Perché ogni anno, Una poltrona per due (Trading Places, 1983), di John Landis, viene puntualmente trasmesso dalla televisione italiana in occasione della vigilia di Natale?

di gvs, da Codice Rosso

E perché ogni anno raggiunge altissimi livelli di ascolto tali da superare, come leggiamo nella pagina wikipedia dedicata al film, la messa di mezzanotte trasmessa quasi contemporaneamente? La visione di questo film, almeno da noi, è diventata un classico natalizio, ancora più natalizio della messa di Natale.
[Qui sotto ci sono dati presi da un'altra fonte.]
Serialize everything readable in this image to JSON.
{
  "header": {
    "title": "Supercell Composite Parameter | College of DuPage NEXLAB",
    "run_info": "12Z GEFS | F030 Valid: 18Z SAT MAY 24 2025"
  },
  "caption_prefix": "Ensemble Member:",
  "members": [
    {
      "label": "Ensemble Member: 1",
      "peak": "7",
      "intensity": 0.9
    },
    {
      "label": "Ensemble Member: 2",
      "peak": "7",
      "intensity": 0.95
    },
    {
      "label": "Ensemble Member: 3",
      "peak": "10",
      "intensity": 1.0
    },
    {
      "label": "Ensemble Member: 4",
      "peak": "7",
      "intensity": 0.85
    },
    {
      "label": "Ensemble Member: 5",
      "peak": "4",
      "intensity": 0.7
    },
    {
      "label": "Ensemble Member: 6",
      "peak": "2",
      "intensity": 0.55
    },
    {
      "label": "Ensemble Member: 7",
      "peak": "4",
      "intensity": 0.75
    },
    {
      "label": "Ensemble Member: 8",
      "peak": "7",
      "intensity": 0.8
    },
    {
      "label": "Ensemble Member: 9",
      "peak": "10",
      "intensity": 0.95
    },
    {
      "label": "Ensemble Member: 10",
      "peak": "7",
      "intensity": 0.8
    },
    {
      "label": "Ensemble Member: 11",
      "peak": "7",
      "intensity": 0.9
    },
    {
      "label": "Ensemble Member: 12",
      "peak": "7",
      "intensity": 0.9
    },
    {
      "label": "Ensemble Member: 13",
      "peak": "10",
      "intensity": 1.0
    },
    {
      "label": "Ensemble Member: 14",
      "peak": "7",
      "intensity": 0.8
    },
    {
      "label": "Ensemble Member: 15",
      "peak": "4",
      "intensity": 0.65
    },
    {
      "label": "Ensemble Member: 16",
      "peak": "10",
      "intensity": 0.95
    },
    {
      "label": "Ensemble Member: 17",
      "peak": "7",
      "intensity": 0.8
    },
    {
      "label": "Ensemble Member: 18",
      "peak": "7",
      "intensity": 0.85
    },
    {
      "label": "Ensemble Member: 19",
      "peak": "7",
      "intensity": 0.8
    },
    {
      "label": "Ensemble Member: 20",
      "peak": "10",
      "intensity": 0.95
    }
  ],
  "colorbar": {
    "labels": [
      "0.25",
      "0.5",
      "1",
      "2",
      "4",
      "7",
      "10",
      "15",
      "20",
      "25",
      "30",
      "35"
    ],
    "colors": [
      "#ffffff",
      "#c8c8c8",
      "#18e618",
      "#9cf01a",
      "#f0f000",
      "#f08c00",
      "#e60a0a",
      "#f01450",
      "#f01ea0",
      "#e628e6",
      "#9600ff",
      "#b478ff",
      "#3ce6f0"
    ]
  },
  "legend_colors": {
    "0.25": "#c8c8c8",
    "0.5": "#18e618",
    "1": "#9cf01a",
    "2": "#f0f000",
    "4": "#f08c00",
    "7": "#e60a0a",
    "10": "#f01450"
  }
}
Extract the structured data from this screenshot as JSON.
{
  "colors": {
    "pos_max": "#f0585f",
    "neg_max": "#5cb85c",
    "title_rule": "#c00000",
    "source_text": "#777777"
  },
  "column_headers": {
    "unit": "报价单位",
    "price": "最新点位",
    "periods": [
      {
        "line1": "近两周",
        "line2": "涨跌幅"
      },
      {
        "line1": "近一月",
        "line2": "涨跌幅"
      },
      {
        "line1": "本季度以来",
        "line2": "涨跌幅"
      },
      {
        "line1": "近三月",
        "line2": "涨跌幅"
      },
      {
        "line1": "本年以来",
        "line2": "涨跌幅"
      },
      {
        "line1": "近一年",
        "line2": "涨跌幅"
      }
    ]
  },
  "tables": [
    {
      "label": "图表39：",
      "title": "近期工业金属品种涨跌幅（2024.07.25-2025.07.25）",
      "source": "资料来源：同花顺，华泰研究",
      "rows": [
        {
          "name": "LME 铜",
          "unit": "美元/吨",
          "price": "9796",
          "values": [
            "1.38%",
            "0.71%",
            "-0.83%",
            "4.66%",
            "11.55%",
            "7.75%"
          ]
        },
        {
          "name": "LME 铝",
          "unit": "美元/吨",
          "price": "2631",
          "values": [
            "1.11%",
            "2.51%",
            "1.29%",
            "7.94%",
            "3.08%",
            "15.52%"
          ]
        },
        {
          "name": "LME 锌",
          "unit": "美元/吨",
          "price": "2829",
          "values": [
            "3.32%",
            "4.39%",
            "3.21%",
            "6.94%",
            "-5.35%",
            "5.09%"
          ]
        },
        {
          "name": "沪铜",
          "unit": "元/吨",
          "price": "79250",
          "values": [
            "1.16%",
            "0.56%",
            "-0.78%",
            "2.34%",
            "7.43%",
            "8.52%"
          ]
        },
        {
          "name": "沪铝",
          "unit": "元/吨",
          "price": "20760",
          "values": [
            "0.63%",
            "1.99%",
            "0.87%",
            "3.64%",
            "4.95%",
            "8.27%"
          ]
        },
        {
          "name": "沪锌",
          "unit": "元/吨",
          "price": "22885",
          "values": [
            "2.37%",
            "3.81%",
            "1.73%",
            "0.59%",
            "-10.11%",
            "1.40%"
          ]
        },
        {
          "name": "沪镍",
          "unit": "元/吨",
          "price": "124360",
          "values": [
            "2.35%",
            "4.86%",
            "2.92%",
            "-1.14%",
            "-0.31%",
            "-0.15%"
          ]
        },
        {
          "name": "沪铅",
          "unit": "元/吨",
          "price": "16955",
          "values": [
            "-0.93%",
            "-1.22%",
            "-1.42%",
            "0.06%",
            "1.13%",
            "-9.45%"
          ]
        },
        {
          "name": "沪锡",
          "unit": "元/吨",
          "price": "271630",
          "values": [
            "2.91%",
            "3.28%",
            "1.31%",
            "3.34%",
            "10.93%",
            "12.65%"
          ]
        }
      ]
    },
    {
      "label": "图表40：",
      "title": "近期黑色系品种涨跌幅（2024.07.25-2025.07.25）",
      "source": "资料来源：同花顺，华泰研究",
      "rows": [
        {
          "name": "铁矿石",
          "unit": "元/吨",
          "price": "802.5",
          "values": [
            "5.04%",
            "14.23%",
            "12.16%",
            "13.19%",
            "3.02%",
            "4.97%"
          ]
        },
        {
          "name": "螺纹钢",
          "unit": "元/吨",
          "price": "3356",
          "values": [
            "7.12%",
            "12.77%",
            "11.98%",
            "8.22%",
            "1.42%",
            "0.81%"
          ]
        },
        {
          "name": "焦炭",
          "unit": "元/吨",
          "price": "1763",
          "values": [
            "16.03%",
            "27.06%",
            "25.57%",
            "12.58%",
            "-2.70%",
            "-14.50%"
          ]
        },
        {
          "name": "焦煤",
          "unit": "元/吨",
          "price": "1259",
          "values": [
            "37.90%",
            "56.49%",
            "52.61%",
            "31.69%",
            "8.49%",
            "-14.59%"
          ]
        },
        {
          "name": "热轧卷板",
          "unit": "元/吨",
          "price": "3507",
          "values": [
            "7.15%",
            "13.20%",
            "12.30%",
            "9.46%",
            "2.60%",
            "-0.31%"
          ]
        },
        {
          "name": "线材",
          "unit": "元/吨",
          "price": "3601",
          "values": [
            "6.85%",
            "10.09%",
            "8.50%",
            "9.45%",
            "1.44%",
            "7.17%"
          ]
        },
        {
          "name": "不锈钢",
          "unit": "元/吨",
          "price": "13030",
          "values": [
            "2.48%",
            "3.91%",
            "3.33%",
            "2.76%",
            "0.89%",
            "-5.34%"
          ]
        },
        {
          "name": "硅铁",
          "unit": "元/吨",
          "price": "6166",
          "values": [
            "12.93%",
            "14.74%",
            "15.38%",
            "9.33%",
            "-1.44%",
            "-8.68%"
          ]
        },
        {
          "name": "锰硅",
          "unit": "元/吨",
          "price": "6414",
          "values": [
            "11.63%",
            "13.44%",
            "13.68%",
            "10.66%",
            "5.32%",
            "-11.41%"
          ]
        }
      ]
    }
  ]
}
Si potrebbe pensare che esso venga associato al Natale perché è una facile commedia che, tra l’altro, si svolge nel periodo natalizio e perché, alla fine, trionfano i buoni sentimenti. Eppure, se lo analizziamo attentamente, si scopre che si tratta di una storia che racconta un feroce spaccato di un’altrettanto feroce guerra, quella finanziaria. Due ricchi capitalisti, i fratelli Duke, per una scommessa, decidono di sostituire il loro agente di cambio, il benestante Louis Winthorpe III (Dan Aykroid), con il povero senzatetto Billy Ray Valentine (Eddie Murphy). Winthorpe e Valentine, inizialmente rivali, si alleeranno contro i Duke. Tutto il film è incentrato sul desiderio di arricchirsi a tutti i costi, sull’odio e sulla gelosia che si prova per chi gode una qualsiasi situazione di privilegio, sull’aspirazione al benessere e ai confort che si possono acquistare con il denaro. In questo senso, si tratta di un film in linea con l’ideologia reaganiana degli anni Ottanta americani ma anche di quelli italiani. Non è un caso che ogni anno a Natale venga programmato da Italia 1 o, comunque, da una rete Mediaset, fondata da Berlusconi, il personaggio simbolo della “Milano da bere” anni Ottanta.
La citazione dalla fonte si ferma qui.